While the first round of Rule 21 changes would only set automatic responses for each inverter, the next stage, which involves two-way communications, could allow utilities to remotely modify ramp rates, power factor and volt/VAR curves. The solar industry, already nervous about California’s investor-owned utilities’ fight to limit the share of payments they’re forced to make to net-metered customers, could see those capabilities as further threats to their independence from utility interference.

The SIWG’s approach to these issues was to say, “We’re going to deal with the technical issues first,” Cleveland said. “Then, we fully recognize that there have got to be some tariff changes.” These changes are already being set in place by AB 327, the California law passed this year, which orders the CPUC to extend the state’s solar net metering program, and allows the state’s IOUs to request broad changes to the way they charge residential customers for energy.

In the meantime, however, “Some of the reason for the utilities being as anxious as they are in getting this stuff in, is not to use it all over the place, but in some real critical areas where they need it,” Cleveland said.

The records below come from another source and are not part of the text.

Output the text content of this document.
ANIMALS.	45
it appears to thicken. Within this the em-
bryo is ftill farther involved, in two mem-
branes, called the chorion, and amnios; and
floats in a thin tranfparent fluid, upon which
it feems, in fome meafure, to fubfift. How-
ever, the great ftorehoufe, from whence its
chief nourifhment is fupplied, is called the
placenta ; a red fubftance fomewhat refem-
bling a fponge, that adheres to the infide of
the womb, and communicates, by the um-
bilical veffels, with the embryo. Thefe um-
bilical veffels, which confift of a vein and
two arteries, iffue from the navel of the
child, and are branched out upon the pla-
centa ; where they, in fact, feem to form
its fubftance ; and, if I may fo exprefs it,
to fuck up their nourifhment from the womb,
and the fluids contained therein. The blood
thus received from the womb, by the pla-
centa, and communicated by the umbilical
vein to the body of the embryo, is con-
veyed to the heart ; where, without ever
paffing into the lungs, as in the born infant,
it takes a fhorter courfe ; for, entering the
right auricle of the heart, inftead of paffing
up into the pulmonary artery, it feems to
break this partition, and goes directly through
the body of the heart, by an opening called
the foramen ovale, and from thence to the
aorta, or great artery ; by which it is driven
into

Those include long feeder lines with voltage and reactive power problems, as well as neighborhoods with lots of solar, where automated features that allow inverters to ride through voltage sags and surges, while also going offline for anti-islanding purposes, are a pressing matter.

Indeed, AB 327 also directs California’s big three investor-owned utilities to come up with ways to “identify optimal locations for the deployment of distributed resources” on their distribution grids by mid-2015. Utilities have long considered the interplay of generation and demand in transmission planning -- but AB 327’s new requirements will push that supply-demand evaluation down to distribution circuits.

“AB 327 calls for a pretty innovative distribution resource planning,” Del Chiaro said. “The utilities are being directed by the legislation to come up with some pretty comprehensive plans for how to get around the barriers to more distributed generation.” That could help bring the smart inverter issues out of the category of costly and burdensome regulations for the solar industry, and more in line with broader smart grid goals, she said.

Cleveland agreed that combining distribution grid planning with smart inverters is “absolutely a critical element. Right now, the idea is that we have these functions, and we have default values for them. But eventually, each utility will have to decide what values to put into which systems, because it could be different if it’s close to a substation, or far away,” or a host of other variables. At the same time, utilities need to align inverter capabilities with “the rest of their equipment, like capacitor banks, and load tap changers, and voltage regulators. It has to all be done together.”

“In fact, one of the ideas of the SIWG is that we will start to address this,” Cleveland said, using some of the smart inverter pilots proposed for next year as one potential test ground. Consider it one of many steps yet to come on a long and difficult journey toward distributed solar and smart grid learning to be friends.